Health Department representatives explained the procedures Lefkowitz needed to follow during the first, and before the second, as well as the current, ceremonies.
In a letter dated Aug. 27 and obtained by The Journal News on Monday through the Freedom of Information Law, Thomas Micelli, the county’s director of environmental health, outlined seven steps for organizers to follow.
The letter reiterated the organizers’ “intended plans for the approximately 11,000 chickens that will be delivered” between Monday and Friday, and again between Sept. 27 and Sept. 29.
The steps included providing a trash bin to be replaced as it filled up; sawdust to make the cleanup of feces and liquids easier; disposable tarps to avoid the need for excessive cleaning; platforms so chickens in bottom cages don’t drown if it rains heavily; 30-inch-high wire fences for a secondary enclosure to help avoid chicken escapes; and daily cleanup.
The letter also says that tarps should be disposed of and fecal matter and other material should not be allowed to enter the unprotected ground surface and storm sewers.

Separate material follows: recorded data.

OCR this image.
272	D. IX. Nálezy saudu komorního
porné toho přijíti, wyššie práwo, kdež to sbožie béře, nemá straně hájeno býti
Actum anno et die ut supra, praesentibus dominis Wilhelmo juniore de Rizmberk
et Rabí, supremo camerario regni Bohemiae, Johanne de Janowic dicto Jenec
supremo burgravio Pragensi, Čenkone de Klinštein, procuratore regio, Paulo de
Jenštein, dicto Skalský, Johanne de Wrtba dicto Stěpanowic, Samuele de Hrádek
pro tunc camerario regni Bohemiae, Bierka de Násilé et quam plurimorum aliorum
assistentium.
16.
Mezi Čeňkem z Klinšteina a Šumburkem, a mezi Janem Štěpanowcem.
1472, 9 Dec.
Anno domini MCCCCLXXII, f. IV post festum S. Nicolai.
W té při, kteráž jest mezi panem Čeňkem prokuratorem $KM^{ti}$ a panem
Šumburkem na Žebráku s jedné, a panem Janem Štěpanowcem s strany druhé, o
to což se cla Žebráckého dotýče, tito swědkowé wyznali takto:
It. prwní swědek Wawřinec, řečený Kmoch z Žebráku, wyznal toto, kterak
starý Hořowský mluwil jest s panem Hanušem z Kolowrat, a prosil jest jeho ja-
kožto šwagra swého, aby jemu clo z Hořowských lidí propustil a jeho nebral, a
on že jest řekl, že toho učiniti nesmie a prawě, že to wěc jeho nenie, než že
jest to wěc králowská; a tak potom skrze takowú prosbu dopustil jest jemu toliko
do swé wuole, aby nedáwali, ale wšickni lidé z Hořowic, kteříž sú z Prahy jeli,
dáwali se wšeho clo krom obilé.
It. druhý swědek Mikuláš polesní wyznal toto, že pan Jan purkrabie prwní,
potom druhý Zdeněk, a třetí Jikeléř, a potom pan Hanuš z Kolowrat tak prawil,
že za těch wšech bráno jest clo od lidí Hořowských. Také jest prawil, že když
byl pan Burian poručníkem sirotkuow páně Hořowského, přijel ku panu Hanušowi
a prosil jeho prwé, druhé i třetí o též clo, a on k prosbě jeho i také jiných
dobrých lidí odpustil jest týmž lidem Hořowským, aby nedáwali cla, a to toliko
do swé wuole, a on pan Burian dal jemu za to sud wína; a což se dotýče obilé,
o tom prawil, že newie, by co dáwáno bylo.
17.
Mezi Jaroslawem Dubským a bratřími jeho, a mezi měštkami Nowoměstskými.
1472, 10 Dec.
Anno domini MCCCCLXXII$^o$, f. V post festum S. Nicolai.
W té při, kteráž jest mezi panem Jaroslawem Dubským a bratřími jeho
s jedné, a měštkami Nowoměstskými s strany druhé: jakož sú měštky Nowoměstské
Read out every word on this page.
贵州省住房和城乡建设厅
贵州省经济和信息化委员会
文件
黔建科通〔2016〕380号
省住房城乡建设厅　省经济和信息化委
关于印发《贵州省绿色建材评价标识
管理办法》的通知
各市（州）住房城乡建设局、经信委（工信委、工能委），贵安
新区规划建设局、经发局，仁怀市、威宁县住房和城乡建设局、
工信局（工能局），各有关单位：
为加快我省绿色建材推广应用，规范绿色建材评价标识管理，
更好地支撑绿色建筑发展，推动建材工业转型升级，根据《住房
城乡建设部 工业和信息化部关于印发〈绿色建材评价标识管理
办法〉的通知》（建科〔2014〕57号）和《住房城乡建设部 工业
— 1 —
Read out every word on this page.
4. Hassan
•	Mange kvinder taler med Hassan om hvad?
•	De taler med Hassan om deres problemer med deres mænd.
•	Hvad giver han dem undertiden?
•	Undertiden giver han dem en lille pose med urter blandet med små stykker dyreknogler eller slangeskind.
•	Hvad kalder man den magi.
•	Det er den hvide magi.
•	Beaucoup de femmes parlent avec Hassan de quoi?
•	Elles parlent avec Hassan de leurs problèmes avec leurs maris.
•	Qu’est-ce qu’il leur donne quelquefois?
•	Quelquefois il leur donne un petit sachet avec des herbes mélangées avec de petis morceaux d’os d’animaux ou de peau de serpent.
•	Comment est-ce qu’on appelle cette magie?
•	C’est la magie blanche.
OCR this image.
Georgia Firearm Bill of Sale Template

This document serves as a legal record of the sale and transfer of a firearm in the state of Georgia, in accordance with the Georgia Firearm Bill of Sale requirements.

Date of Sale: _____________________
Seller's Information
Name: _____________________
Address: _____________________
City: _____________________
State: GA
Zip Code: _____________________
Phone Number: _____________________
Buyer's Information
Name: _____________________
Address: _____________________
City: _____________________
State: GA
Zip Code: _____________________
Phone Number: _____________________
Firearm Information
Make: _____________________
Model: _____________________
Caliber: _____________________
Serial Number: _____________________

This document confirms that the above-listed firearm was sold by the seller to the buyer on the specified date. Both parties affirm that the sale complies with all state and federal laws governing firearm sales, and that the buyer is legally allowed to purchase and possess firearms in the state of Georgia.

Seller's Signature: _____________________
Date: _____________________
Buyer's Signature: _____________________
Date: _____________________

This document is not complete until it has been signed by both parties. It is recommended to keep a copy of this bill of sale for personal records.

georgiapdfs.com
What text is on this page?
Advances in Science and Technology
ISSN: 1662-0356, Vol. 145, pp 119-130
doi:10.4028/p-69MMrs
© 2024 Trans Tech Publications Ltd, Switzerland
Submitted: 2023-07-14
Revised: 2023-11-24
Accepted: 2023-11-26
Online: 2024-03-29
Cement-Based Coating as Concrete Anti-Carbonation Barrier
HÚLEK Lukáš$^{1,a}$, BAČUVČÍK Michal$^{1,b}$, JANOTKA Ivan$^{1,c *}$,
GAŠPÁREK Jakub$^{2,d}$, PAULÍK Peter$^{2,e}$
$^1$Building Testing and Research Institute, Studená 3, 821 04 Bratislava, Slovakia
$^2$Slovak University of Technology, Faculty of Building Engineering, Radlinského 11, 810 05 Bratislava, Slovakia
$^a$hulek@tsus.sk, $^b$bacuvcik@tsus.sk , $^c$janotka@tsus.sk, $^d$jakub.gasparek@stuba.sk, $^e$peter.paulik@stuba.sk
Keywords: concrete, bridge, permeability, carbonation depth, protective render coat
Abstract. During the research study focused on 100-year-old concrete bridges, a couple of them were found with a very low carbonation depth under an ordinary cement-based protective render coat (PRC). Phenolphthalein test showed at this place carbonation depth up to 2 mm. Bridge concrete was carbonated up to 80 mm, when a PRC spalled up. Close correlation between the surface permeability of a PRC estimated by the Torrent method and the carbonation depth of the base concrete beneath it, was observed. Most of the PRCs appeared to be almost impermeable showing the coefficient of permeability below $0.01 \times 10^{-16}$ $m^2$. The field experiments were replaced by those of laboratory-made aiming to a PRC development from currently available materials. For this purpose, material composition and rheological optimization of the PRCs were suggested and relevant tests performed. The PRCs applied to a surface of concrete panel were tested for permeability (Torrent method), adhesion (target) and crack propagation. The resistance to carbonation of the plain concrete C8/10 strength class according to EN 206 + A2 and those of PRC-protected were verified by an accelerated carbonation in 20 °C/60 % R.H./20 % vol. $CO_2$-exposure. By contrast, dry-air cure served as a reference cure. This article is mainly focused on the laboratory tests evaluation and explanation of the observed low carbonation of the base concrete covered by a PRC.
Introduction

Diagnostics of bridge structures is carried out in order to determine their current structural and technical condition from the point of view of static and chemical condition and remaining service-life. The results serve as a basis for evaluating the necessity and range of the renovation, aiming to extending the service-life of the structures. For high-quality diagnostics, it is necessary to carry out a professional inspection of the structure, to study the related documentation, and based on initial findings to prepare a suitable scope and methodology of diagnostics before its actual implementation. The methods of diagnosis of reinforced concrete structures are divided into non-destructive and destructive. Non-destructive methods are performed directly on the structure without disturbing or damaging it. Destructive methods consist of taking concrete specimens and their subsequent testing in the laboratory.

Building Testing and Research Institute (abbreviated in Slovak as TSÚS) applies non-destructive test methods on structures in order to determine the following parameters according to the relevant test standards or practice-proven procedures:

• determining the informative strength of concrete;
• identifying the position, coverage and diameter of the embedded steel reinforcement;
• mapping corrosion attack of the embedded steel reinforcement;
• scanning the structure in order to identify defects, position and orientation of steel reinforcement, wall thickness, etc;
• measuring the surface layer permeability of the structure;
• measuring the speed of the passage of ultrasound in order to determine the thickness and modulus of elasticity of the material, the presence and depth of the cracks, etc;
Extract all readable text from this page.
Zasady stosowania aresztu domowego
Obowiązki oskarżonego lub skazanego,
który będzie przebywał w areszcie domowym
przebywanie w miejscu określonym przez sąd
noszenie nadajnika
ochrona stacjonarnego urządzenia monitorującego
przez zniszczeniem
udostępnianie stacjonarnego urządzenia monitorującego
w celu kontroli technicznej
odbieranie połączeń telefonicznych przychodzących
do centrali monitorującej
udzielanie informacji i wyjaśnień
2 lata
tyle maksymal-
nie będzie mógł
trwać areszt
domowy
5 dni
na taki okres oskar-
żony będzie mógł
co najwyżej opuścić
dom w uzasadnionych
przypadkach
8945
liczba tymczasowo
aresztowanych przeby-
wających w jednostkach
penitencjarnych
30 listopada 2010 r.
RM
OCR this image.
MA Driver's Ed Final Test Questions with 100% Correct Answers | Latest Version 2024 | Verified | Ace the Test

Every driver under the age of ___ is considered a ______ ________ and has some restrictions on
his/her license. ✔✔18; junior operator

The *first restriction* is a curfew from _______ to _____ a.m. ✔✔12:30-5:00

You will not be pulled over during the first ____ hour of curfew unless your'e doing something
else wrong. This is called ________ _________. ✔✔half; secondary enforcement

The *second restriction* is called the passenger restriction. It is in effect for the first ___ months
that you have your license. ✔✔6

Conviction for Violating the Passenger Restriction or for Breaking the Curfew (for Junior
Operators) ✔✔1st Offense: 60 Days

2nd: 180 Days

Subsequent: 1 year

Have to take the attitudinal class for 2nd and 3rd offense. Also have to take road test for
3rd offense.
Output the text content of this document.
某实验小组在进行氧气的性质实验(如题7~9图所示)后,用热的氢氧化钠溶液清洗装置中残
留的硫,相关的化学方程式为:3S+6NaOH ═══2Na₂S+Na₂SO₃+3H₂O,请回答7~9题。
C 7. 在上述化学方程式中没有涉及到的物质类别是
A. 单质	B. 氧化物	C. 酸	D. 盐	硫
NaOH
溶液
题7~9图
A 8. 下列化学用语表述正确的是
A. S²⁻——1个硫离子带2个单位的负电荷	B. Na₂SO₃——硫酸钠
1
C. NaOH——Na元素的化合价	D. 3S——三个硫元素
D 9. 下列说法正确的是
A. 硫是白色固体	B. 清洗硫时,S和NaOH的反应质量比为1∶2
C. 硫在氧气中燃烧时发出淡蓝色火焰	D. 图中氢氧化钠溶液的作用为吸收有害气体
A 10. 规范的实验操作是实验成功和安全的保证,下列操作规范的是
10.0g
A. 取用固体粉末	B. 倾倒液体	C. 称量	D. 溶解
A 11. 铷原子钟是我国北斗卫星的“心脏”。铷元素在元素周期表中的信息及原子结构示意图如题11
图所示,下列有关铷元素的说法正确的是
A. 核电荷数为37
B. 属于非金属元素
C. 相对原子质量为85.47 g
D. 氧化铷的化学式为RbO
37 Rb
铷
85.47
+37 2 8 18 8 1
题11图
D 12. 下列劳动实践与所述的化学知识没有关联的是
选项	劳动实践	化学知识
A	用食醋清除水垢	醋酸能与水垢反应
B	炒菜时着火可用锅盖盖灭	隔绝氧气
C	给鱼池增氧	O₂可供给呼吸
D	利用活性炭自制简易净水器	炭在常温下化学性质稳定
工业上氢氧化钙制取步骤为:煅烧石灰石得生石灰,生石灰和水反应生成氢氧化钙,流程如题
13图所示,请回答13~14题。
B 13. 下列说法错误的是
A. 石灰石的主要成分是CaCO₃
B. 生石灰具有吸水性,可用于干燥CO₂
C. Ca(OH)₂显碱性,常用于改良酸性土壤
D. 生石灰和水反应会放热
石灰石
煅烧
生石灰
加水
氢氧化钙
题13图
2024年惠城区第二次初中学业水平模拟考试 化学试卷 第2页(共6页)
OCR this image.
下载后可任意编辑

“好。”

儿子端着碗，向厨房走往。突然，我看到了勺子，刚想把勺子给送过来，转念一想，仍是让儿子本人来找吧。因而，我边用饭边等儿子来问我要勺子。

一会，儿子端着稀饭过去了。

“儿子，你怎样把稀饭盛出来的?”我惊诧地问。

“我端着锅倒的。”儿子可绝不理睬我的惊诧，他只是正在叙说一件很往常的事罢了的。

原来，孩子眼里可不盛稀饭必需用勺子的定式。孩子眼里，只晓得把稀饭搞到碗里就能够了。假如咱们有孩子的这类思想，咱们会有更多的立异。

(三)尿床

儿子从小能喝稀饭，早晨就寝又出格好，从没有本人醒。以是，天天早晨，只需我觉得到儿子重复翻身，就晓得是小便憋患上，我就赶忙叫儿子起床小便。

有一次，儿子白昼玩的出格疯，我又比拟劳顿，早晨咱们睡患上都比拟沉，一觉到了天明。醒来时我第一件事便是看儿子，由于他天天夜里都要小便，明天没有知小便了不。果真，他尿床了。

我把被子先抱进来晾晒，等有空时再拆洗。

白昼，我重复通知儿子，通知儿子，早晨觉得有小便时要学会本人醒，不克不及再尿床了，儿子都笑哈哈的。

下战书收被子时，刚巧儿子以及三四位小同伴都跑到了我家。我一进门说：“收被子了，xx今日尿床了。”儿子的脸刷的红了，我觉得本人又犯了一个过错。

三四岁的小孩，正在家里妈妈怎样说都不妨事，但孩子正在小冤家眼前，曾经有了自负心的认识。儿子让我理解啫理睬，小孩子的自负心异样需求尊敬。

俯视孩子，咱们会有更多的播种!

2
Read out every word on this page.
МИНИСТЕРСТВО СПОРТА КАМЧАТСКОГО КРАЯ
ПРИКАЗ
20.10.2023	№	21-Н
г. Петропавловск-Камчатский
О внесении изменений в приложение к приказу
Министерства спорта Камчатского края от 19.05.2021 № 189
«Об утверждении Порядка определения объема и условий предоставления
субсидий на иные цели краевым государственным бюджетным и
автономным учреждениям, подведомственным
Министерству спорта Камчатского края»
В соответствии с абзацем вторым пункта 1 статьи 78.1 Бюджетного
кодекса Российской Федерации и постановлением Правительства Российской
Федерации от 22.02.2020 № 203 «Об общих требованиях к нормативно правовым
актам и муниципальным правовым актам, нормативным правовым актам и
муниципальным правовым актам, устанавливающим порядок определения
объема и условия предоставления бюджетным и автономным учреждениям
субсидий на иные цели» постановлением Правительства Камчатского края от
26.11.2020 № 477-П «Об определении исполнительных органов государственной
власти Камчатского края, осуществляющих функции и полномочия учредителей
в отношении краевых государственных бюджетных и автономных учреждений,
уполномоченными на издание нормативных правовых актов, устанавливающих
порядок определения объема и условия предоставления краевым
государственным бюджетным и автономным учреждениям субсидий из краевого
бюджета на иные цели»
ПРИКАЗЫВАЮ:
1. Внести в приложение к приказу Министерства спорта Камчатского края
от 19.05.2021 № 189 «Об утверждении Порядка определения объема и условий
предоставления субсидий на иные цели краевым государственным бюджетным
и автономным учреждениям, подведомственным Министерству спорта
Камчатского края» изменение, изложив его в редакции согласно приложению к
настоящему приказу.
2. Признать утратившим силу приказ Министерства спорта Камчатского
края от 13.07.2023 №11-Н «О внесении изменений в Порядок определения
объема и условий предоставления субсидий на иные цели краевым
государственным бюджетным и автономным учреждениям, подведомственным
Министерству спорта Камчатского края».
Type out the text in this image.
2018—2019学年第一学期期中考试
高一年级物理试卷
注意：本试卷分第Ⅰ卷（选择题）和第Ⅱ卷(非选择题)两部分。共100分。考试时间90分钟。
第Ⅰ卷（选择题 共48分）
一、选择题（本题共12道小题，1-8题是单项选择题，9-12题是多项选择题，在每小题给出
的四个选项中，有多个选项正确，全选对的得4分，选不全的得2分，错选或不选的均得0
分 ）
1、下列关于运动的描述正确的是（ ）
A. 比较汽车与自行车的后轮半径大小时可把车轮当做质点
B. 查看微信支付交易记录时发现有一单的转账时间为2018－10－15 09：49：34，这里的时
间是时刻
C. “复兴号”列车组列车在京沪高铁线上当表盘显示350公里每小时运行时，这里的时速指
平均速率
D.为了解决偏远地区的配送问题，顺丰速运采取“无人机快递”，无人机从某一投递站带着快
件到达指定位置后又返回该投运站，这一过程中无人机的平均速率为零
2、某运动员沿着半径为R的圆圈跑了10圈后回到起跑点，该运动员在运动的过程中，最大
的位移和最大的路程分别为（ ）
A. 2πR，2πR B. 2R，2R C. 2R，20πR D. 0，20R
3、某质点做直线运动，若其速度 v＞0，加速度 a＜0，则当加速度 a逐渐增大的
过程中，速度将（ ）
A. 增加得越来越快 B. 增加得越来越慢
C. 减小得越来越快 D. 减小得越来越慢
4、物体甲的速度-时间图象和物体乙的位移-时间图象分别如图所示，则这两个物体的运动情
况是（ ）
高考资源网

The Kapparot ceremony was first mentioned in Jewish writings as early as 800 A.D.
The controversy over the ritual also is old. As early as the 1400s, Jewish authorities opposed the ceremony, maintaining that it was a pagan rite that had mistakenly made its way into Jewish custom.
The county sanitary code does not prohibit a large number of chickens from being kept in a residential area.
No permit is needed to keep chickens, according to the county.